Dariusz Korneluk, który zastąpił Barskiego, spotkał się z oporem ze strony prokuratorów związanych z poprzednią władzą, w tym Tryfon-Wilkoszewskiej i jej męża Pawła Wilkoszewskiego, który również publicznie sprzeciwiał się zmianom wprowadzonym przez Bodnara.
Kontrowersyjne działania prok. Tryfon-Wilkoszewskiej
Prokurator Tryfon-Wilkoszewska była wcześniej krytykowana za złagodzenie stanowiska wobec oskarżonej o mowę nienawiści Katarzyny S., znanej hejterki. Jej decyzje, takie jak wycofanie części zarzutów i próba połączenia ich w jeden czyn ciągły, wzbudziły wątpliwości co do motywacji i konsekwencji w ściganiu przestępstw z nienawiści.

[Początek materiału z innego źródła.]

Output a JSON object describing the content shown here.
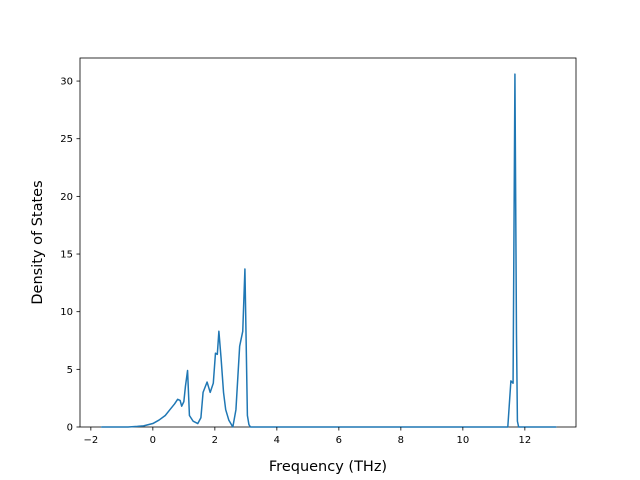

Czy prokuratura pozostaje apolityczna?
Komentarze obrońcy Tryfon-Wilkoszewskiej, mec. Krzysztofa Wąsowskiego, wskazują na obawy dotyczące polityzacji struktur prokuratury. Jego zdaniem dyscyplinarka dla prokuratorki to przykład przenoszenia konfliktów politycznych do wewnętrznych struktur instytucji, co budzi pytania o jej niezależność.
Wnioski
Przypadek Iwony Tryfon-Wilkoszewskiej to nie tylko historia indywidualnego buntu, ale także ilustracja głębszych problemów w polskim wymiarze sprawiedliwości. Niezależnie od wyniku postępowania dyscyplinarnego, sprawa ukazuje, jak zmiany polityczne wpływają na funkcjonowanie prokuratury i prowadzą do konfliktów wewnętrznych. W tle pozostaje pytanie: czy możliwe jest przywrócenie pełnej niezależności wymiaru sprawiedliwości?